Sale: Sotheby's, London, November 18, 1992, lot 12, illustrated
This painting commemorates one of the most unusual actions in British naval history. On January 31, 1804 the East India Company’s fleet of merchant vessels left Canton commanded by Commodore Nathaniel Dance, nephew of the artist, Nathaniel Dance. On February 11, the fleet, consisting of only sixteen Indiamen and eleven smaller ships, met a French squadron commanded by Admiral Linois off Pulo Aor in the straits of Malacca. The French admiral concluded that three of Dance’s ships were men-of-war and Dance’s bold attitude in ranging his fleet into the line of battle reinforced his belief.
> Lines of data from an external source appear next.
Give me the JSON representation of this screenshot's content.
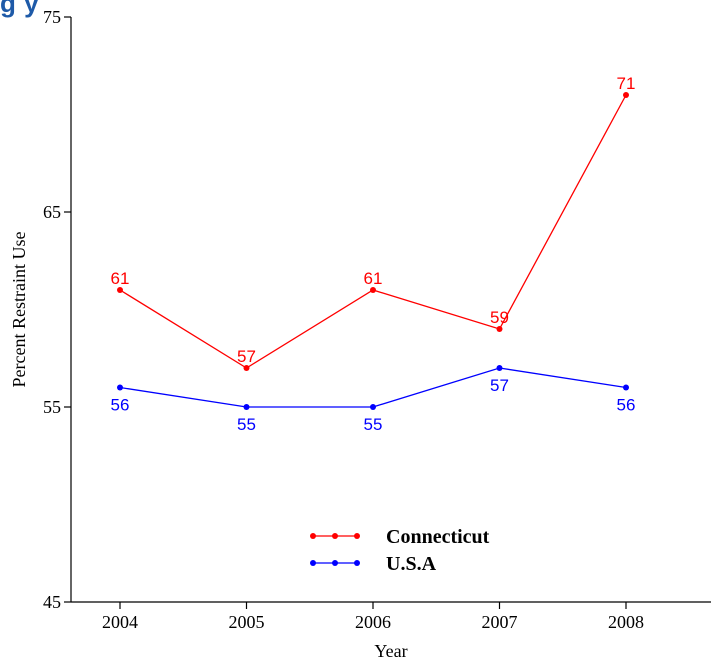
{
  "header": {
    "title_fragment": "g                                  y"
  },
  "chart_data": {
    "type": "line",
    "title": "",
    "xlabel": "Year",
    "ylabel": "Percent Restraint Use",
    "categories": [
      "2004",
      "2005",
      "2006",
      "2007",
      "2008"
    ],
    "ylim": [
      45,
      75
    ],
    "yticks": [
      45,
      55,
      65,
      75
    ],
    "grid": false,
    "legend_position": "bottom-center",
    "series": [
      {
        "name": "Connecticut",
        "color": "#ff0000",
        "values": [
          61,
          57,
          61,
          59,
          71
        ],
        "labels": [
          "61",
          "57",
          "61",
          "59",
          "71"
        ],
        "label_position": "above"
      },
      {
        "name": "U.S.A",
        "color": "#0000ff",
        "values": [
          56,
          55,
          55,
          57,
          56
        ],
        "labels": [
          "56",
          "55",
          "55",
          "57",
          "56"
        ],
        "label_position": "below"
      }
    ]
  }
}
The next morning, Dance made the signal to engage the enemy and the attack was led by the Royal George under Captain Timmins, followed by the Ganges and the Earl Camden, Dance’s ship. Linois believed that the attack came from ships of the line, and after a few badly aimed broadsides, decided to flee. Dance signaled his fleet to chase the French, and for two hours, the merchantman pursued the powerful French squadron. The only loss on the English side was one man killed and one man wounded, and no ships were damaged. On February 28, Dance’s fleet met two English warships which escorted them to St. Helena. On his return home, Dance was knighted and voted a pension from the grateful East India Company.
Buttersworth’s painting shows five French ships to the right firing at the Indiamen, which are returning fire.